Roma: chi è Alessio Riccardi, il classe 2001 che ha stregato Mancini

Una sola "macchia" nella carriera giallorossa di Riccardi, gli inizi nella SS Lazio Calcio a 5, ma a 8 anni è già nelle giovanili della Roma che percorre velocemente, spesso saltando qualche livello, fino alla Primavera, dove, in questa stagione fra campionato e Youth League ha già realizzato 7 reti e distribuito 6 assist in 18 partite.

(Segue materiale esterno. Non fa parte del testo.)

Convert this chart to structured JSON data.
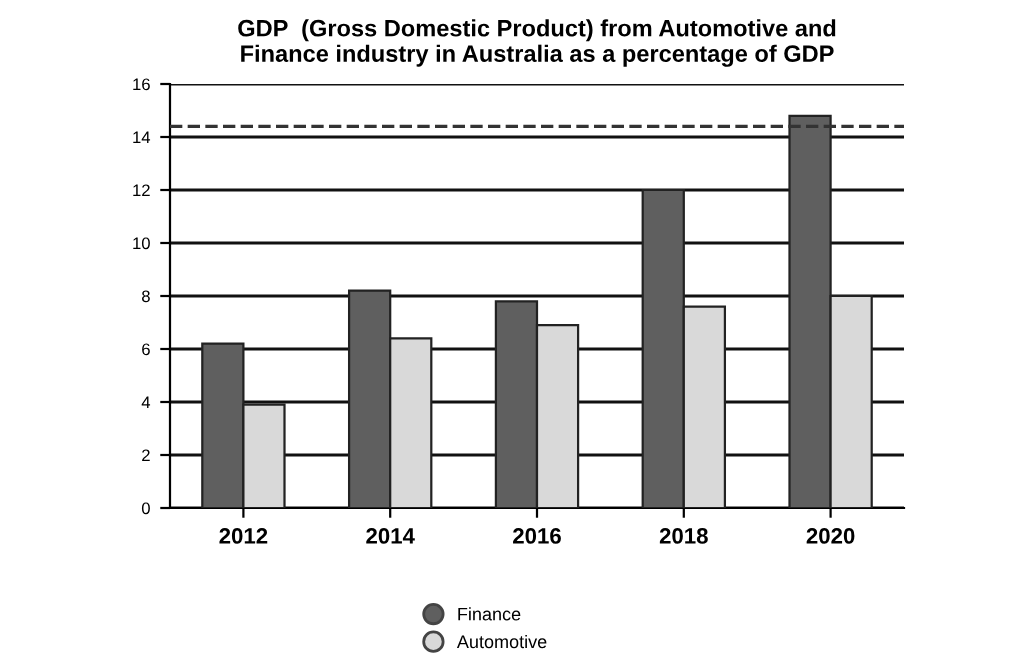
{
  "chart_data": {
    "type": "bar",
    "title": "GDP  (Gross Domestic Product) from Automotive and\nFinance industry in Australia as a percentage of GDP",
    "categories": [
      "2012",
      "2014",
      "2016",
      "2018",
      "2020"
    ],
    "series": [
      {
        "name": "Finance",
        "color": "#5f5f5f",
        "values": [
          6.2,
          8.2,
          7.8,
          12,
          14.8
        ]
      },
      {
        "name": "Automotive",
        "color": "#d9d9d9",
        "values": [
          3.9,
          6.4,
          6.9,
          7.6,
          8.0
        ]
      }
    ],
    "ylim": [
      0,
      16
    ],
    "yticks": [
      0,
      2,
      4,
      6,
      8,
      10,
      12,
      14,
      16
    ],
    "grid": "y",
    "legend": "bottom",
    "ref_lines": [
      {
        "axis": "y",
        "value": 14.4,
        "line_style": "dashed",
        "color": "#333333"
      }
    ]
  }
}
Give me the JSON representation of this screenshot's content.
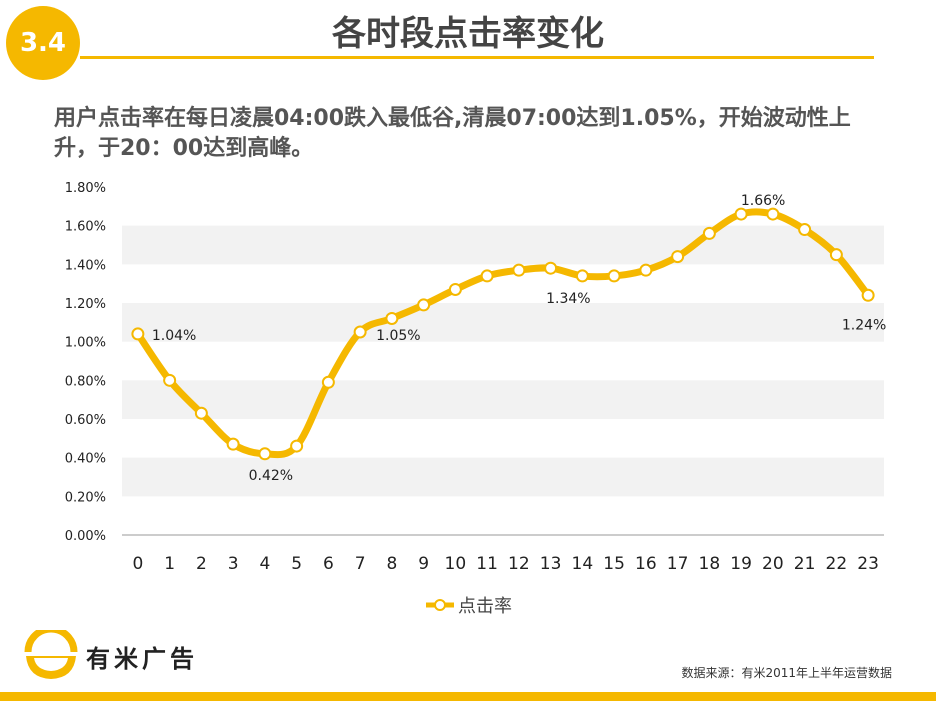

Ed è stata proprio la Champions dei giovani a metterlo in vetrina, 5 i suoi gol quest'anno, tanto che il Barcellona gli sta facendo una corte spietata.

Ma Monchi e la Roma hanno altri piani e puntano a farlo crescere in modo graduale - è di quest'estate il no grazie col quale il Sassuolo si è visto respingere un'offerta di 5 milioni - anche se nella Capitale adesso si mormora che in estate Alessio potrebbe essere la chiave, insieme a un robusto conguaglio, per arrivare a Barella. Intanto lui, che da tempo frequenta anche le giovanili della Nazionale, si gode i complimenti di Mancini e le sensazioni dell'esordio in prima squadra:

Esordire qui da romano è stata un’emozione grandissima. Già solo in panchina avevo i brividi, a entrare ancora di più… quando il mister mi ha chiamato avevo il cuore a mille e all’ingresso avevo i brividi.